Congratulations to the Independent – which, in my absence, has successfully completed the transition from “newspaper” to “daily propaganda pamphlet”. Long in coming, the change was finally completed with the publication of Saturday’s edition, the cover of which entirely eschews such outmoded conceits as, say, reporting the news, in favour of a list of six reasons “why Europe should embrace its Muslim neighbor”.
Admittedly, some of these reasons may at first seem somewhat odd to those few among the readership who have not been properly educated. Such a reader might, for example, take issue with the assertion that “the Ottomans, with the ships and caravans, achieved domination of the silk road and taught the west everything it knew about trade before the advent of ocean growing ships” – naively assuming that perhaps the Roman Empire, which predated that of the Ottomans by over a millennium, knew something about trade as well.
Similarly ignorant readers may hold the erroneous belief that Rome had both a highly successful governmental bureaucracy and a moderately imposing standing army. Wrong again – for, as we are informed by the Indy, it was the Ottomans (empire established 1299AD) who were “the pioneers of a disciplined bureaucracy and inventors of a standing army”.
Ouch. But he’s not finished there:
Meanwhile, editors of the Sunday edition seem to have discovered that it’s best not to actually read the stories that they’re commenting on, as the facts reported in the news columns might undermine the more important political point that needs making.
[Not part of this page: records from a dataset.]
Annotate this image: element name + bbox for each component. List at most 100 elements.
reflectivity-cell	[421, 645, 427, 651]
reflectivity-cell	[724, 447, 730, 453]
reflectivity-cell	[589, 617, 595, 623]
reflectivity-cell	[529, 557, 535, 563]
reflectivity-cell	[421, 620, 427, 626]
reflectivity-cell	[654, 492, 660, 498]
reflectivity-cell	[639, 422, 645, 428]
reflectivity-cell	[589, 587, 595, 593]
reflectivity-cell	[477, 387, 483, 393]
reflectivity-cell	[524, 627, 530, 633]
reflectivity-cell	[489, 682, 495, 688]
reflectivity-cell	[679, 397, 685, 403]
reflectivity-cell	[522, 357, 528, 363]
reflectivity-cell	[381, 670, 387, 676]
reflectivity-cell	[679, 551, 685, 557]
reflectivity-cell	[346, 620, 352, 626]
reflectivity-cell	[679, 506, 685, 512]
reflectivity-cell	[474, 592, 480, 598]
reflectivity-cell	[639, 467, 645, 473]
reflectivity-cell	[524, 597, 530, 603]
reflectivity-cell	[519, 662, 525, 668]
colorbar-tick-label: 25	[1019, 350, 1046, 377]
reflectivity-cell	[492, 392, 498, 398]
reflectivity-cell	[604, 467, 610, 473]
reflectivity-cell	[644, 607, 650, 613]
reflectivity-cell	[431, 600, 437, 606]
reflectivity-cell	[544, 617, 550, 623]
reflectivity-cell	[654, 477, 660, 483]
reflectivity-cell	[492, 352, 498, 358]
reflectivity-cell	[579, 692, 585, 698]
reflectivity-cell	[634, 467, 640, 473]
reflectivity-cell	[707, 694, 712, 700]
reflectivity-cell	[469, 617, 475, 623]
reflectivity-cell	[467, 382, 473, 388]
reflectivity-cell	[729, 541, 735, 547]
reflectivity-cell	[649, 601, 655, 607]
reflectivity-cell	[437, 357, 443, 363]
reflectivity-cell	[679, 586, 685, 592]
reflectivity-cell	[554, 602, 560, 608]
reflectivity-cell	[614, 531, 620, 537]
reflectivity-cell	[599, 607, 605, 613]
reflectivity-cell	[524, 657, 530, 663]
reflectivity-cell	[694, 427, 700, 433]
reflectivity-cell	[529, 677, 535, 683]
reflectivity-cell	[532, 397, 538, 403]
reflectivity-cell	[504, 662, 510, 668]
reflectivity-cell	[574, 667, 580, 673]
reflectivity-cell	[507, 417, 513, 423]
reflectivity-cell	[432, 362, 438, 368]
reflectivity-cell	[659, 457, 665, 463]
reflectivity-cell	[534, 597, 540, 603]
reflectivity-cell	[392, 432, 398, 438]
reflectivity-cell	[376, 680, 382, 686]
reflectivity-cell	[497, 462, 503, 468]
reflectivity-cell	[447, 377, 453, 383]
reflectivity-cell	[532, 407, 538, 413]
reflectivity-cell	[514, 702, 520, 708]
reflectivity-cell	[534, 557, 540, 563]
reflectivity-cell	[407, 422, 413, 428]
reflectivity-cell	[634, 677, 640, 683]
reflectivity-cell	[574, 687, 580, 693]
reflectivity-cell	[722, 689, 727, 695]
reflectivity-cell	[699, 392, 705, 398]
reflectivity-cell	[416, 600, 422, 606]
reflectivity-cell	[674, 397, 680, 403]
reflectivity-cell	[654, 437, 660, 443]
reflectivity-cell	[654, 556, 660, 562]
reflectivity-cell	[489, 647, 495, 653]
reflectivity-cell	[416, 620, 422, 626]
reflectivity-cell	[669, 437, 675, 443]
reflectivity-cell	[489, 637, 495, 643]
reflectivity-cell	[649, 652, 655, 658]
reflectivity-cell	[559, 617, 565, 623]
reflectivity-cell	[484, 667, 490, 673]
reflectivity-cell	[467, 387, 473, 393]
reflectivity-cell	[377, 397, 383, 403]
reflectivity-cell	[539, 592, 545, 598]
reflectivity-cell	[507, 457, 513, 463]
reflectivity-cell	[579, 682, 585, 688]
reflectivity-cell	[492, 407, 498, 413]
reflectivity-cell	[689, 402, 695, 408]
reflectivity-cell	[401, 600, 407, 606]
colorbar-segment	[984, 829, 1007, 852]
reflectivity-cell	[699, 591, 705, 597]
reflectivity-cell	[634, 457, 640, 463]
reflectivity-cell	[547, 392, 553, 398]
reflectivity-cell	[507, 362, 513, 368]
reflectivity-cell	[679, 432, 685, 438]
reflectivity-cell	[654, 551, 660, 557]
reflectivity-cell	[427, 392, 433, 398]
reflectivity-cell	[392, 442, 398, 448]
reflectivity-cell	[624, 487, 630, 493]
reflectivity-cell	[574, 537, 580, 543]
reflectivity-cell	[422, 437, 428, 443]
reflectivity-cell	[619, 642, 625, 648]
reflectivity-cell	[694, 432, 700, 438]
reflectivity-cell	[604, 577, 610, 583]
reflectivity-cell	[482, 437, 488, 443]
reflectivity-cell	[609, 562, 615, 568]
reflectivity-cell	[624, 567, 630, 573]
Hence, we find this observation in yesterday’s leader (leader, not online):
“There can be little doubt that the bombs in Bali are linked to issues surrounding the war. It is no coincidence that Australia, whose citizens are likely to be the majority of the victims, is fully committed in Iraq.”
We needn’t concern ourselves with the fact that similar bombings have been taking place in Indonesia since at least 2000 – this bombing is essentially and indisputably about Iraq. We know this because Australians are “likely to be the majority of the victims”.